A specific branch of neurosurgery – called ablative brain surgery – creates a specific area of damage in the brain. Dr Matthews’s work has shown that where surgeons place the centre of the lesion, or the area they damage, influences the patients’ clinical outcomes. The surgery that Matthews and his team studied is for major depressive disorder. Patients have shown substantial improvement in neuropsychological function, and of 50 patients treated, there have been no deaths and only a few cases of side effects.
Cathie Sudlow:
“I’m going to tell you about the most exciting population-based study that is going on anywhere in the world”
Dr Cathie Sudlow
“I’m going to tell you about the most exciting population-based study that is going on anywhere in the world”, Dr Cathie Sudlow said, grabbing the audience’s attention. The study to which Dr Sudlow is referring to is UK Biobank. It is a large, prospective, population-based study.
At first, it seems that there is nothing novel in this concept – there have been other such studies done over many years. However, UK Biobank far exceeds them in scale, including half a million UK residents.
Participants were healthy, aged between 40 and 69, and lived all over the UK. Information was gathered about background, lifestyle, and typical parameters such as blood pressure, height and weight. Importantly, the experimentors also took blood, urine and saliva samples.
The plan is that this sample group can be tracked through life in case they develop diseases.

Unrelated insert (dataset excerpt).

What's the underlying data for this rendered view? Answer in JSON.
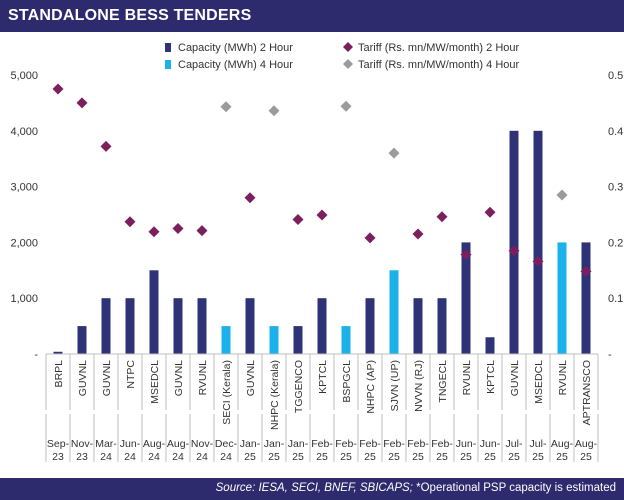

It will then be possible to compare disease outcomes to the baseline measures: “That kind of prospective study design is very attractive and far less prone to the biases and problems that you get from retrospective studies”, explained Sudlow.
Perhaps the most exciting part is that the data collected is available for everyone to use. Sudlow said that they do not have a high bar for scientists who want to use the data. Accessing the samples is more highly controlled, because these are limited, so they want to ensure that the projects using them are worthwhile.
The goal is for researchers to use UK Biobank to test their various hypotheses, and study a range of diseases. Hopefully, this will lead to discoveries that improve prevention and treatment of diseases occurring in mid-to-late life.